Living on the ground is not that bad in the posh-lands. They’ve got electrified fences and sentry boxes at the end of every tree-lined avenue. That way they can sleep safely at night, secure in the knowledge that the poorer people will be kept where they belong.

The people in Sao Paulo are very friendly, rich and poor. I was on a trade mission and The British Foreign Office had advised me against meeting any poor people because they might bite me. However, advice from the BFO tends to be a bit over protective so I went to all the places I shouldn’t have, and I didn’t suffer a single bout of rabies. Although I did get sniffed at by a suspicious looking dog. I wasn’t sure how wealthy it was.

I thought one of the best ways to see real people was to go take a look at Brazil’s most famous export. This is not nuts, but football.

So I went to see The Corinthians team play at the Pacembau Stadium. It wasn’t quite what I’d expected. There weren’t many flares, drums or bikini-clad breasts bobbling around to a samba rhythm. Apparently everything fun has been banned as they are trying to gentrify the game like they’ve done in England. The Brazilian fan’s flares and drum-sticks had a tendency to end up in the rectums of opposing supporters, so they’d been banned on safety grounds. The bobbling breasts haven’t been officially banned, but it was a bit of a cold day.

Brazil is very American, which came as a bit of a surprise as I expected it to be more European, given the Portuguese influence on its history. I suppose if the bonds of tyranny have been released, the slave trade abolished and it’s safe to get the gold out from under the mattress, who are you going to feel closer to? The former oppressors or Mickey Mouse? Although in the reign of King Trump I would imagine Mickey is about to stick two fingers up to anybody from South America.

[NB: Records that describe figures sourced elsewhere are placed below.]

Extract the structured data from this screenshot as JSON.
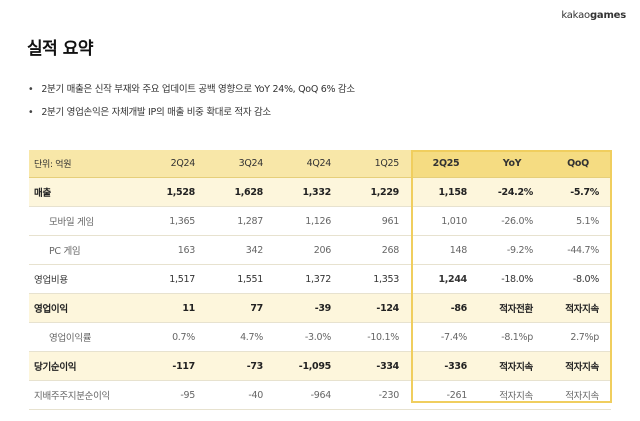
{
  "brand": {
    "kakao": "kakao",
    "games": "games"
  },
  "title": "실적 요약",
  "bullets": [
    "2분기 매출은 신작 부재와 주요 업데이트 공백 영향으로 YoY 24%, QoQ 6% 감소",
    "2분기 영업손익은 자체개발 IP의 매출 비중 확대로 적자 감소"
  ],
  "table": {
    "unit": "단위: 억원",
    "headers": [
      "2Q24",
      "3Q24",
      "4Q24",
      "1Q25",
      "2Q25",
      "YoY",
      "QoQ"
    ],
    "rows": [
      {
        "label": "매출",
        "values": [
          "1,528",
          "1,628",
          "1,332",
          "1,229",
          "1,158",
          "-24.2%",
          "-5.7%"
        ]
      },
      {
        "label": "모바일 게임",
        "values": [
          "1,365",
          "1,287",
          "1,126",
          "961",
          "1,010",
          "-26.0%",
          "5.1%"
        ]
      },
      {
        "label": "PC 게임",
        "values": [
          "163",
          "342",
          "206",
          "268",
          "148",
          "-9.2%",
          "-44.7%"
        ]
      },
      {
        "label": "영업비용",
        "values": [
          "1,517",
          "1,551",
          "1,372",
          "1,353",
          "1,244",
          "-18.0%",
          "-8.0%"
        ]
      },
      {
        "label": "영업이익",
        "values": [
          "11",
          "77",
          "-39",
          "-124",
          "-86",
          "적자전환",
          "적자지속"
        ]
      },
      {
        "label": "영업이익률",
        "values": [
          "0.7%",
          "4.7%",
          "-3.0%",
          "-10.1%",
          "-7.4%",
          "-8.1%p",
          "2.7%p"
        ]
      },
      {
        "label": "당기순이익",
        "values": [
          "-117",
          "-73",
          "-1,095",
          "-334",
          "-336",
          "적자지속",
          "적자지속"
        ]
      },
      {
        "label": "지배주주지분순이익",
        "values": [
          "-95",
          "-40",
          "-964",
          "-230",
          "-261",
          "적자지속",
          "적자지속"
        ]
      }
    ]
  }
}
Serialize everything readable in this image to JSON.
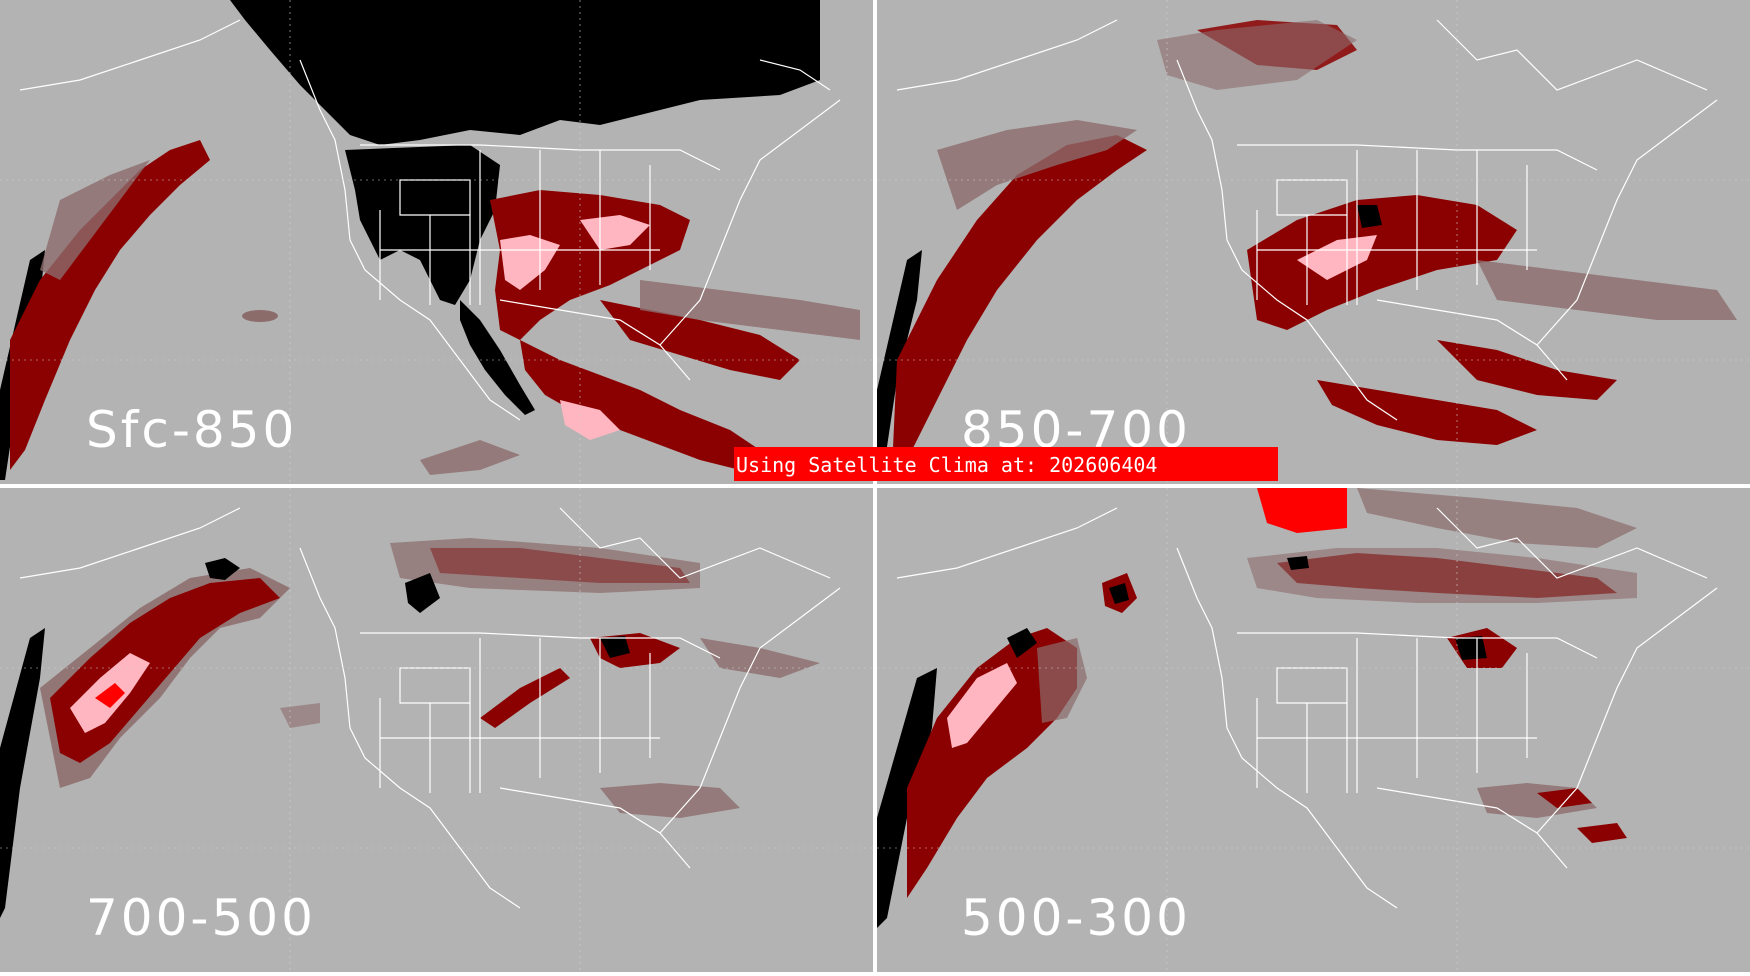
{
  "colors": {
    "background": "#b3b3b3",
    "border": "#ffffff",
    "outline": "#ffffff",
    "level_dark": "#000000",
    "level_deep_red": "#8b0000",
    "level_brownish": "#8c6b6b",
    "level_pink": "#ffb6c1",
    "level_bright_red": "#ff0000",
    "banner": "#ff0000"
  },
  "banner": {
    "text": "Using Satellite Clima at: 202606404"
  },
  "panels": [
    {
      "id": "sfc-850",
      "label": "Sfc-850"
    },
    {
      "id": "850-700",
      "label": "850-700"
    },
    {
      "id": "700-500",
      "label": "700-500"
    },
    {
      "id": "500-300",
      "label": "500-300"
    }
  ]
}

Prior to my trip I was indeed dealt plenty of warnings by the British Foreign Office, especially about going out at night. They claim it’s a dangerous place after dark and I’d be better off staying safely ensconced in my triple-locked room on the 27th floor of The Hilton.

I went out, lots, and I didn’t have many problems. I think their dire warnings are more about making sure that our BFO chaps over there don’t have their weekends disturbed by bailing out British tourists that have taken full advantage of the very cheap beer.

That’s the impression I got from the rather irate BFO official when he had to get me out of the cells in the early hours of Sunday morning.